Biz ölümün kucağına birdenbire düşmüyoruz, kucağına doğru yavaş yavaş yürüyoruz, diyordun. Ölmekteyiz her gün. Her gün yaşamımızın bir parçası kopup gidiyor bizden. Biz büyümekte iken bile geriliyor yaşamımız. Bebekliğimizi yitirdik, çocukluğumuzu yitirdik, sonra da gençliğimizi. Bugüne değin nice zaman geçtiyse, yok oldu gitti hepsi. Yaşadığımız bu günü de ölümle ortaklaşa yaşıyoruz. Nasıl ki su saatini yok eden, son su damlası değil de o son damlamadan önce akıp geçenlerdir, bu da tıpkı öyle; yaşamı bıraktığımız o son saat, tek başına ölümü sağlamaz, tamamlar sadece yaşamımızı.
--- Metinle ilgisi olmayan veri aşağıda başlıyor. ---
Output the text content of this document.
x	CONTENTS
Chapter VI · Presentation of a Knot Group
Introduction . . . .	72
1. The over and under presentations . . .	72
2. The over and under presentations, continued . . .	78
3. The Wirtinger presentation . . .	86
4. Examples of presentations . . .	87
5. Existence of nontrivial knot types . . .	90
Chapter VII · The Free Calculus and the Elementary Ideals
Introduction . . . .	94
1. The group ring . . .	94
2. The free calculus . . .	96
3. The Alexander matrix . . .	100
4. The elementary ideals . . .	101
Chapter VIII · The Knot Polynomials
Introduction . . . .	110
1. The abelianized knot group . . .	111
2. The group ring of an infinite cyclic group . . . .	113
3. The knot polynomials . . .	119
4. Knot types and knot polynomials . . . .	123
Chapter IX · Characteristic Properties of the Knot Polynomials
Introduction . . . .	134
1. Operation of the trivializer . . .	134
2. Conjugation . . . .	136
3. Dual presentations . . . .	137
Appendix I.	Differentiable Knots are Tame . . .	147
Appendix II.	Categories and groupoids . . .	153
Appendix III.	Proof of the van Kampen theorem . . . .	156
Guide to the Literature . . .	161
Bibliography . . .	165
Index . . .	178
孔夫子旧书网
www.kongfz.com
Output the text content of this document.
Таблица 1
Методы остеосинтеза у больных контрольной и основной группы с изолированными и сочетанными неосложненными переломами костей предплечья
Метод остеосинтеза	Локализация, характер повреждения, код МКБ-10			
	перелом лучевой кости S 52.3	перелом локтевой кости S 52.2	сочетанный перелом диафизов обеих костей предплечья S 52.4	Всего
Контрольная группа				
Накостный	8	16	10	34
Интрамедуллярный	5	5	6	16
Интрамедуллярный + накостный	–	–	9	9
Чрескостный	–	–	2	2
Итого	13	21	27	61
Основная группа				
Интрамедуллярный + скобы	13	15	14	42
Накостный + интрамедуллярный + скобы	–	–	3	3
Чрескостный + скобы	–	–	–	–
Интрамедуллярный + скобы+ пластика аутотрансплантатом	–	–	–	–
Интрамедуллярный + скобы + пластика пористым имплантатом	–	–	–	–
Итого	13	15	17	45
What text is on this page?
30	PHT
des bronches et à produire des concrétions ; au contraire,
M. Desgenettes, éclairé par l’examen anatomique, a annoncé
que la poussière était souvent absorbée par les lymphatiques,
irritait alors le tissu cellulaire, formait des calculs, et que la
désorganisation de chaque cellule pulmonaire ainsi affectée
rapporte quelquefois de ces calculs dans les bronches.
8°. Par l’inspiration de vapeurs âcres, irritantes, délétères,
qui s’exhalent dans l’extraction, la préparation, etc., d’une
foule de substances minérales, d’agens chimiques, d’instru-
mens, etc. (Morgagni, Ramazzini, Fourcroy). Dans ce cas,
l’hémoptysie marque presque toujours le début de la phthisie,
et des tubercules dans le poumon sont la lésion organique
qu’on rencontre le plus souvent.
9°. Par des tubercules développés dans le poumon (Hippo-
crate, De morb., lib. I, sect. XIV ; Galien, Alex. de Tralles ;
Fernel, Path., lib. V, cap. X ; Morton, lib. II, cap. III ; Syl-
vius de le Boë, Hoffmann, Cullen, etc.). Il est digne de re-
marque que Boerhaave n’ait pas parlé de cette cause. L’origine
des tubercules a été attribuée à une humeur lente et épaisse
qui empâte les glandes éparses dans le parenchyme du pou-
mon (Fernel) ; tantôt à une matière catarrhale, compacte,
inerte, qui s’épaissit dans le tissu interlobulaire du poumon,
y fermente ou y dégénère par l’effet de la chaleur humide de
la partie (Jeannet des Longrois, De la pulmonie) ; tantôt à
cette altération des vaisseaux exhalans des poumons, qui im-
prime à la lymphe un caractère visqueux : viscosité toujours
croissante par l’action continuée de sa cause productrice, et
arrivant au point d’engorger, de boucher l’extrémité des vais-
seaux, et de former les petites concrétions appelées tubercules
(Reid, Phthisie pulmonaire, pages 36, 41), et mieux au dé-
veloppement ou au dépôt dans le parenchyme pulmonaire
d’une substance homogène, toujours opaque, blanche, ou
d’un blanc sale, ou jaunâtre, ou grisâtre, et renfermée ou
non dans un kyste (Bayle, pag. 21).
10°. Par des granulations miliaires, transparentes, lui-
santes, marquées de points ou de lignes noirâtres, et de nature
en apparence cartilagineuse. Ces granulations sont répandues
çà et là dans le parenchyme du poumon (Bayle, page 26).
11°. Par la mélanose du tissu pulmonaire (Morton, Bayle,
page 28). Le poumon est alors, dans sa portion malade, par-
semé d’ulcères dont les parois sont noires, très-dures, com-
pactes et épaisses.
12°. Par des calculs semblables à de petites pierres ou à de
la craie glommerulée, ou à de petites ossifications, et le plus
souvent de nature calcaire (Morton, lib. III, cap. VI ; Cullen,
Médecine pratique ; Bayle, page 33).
Kendilerini ve işlerini düşüne düşüne düzene koyanların sayısı pek azdır. Geri kalanlar ise yürümezler, ırmaklarda yüzen nesneler gibi sürüklenir dururlar.
"İyi mi yaşadım?" diye soran yok. "Ne kadar yaşadım?" diye bakıyor herkes. Oysa iyi yaşamak herkesin elinde olabilir ama uzun yaşamak kimsenin elinde değildir!
Bütün düşüncelerinin yöneldiği amaç, derdin tasan, isteğin, tanrılara yakarırken dileyeceğin başka her şeyin ereği şu olmalı: "Kendi kendimden, kendimden doğan değerlerden memnun olayım!" de.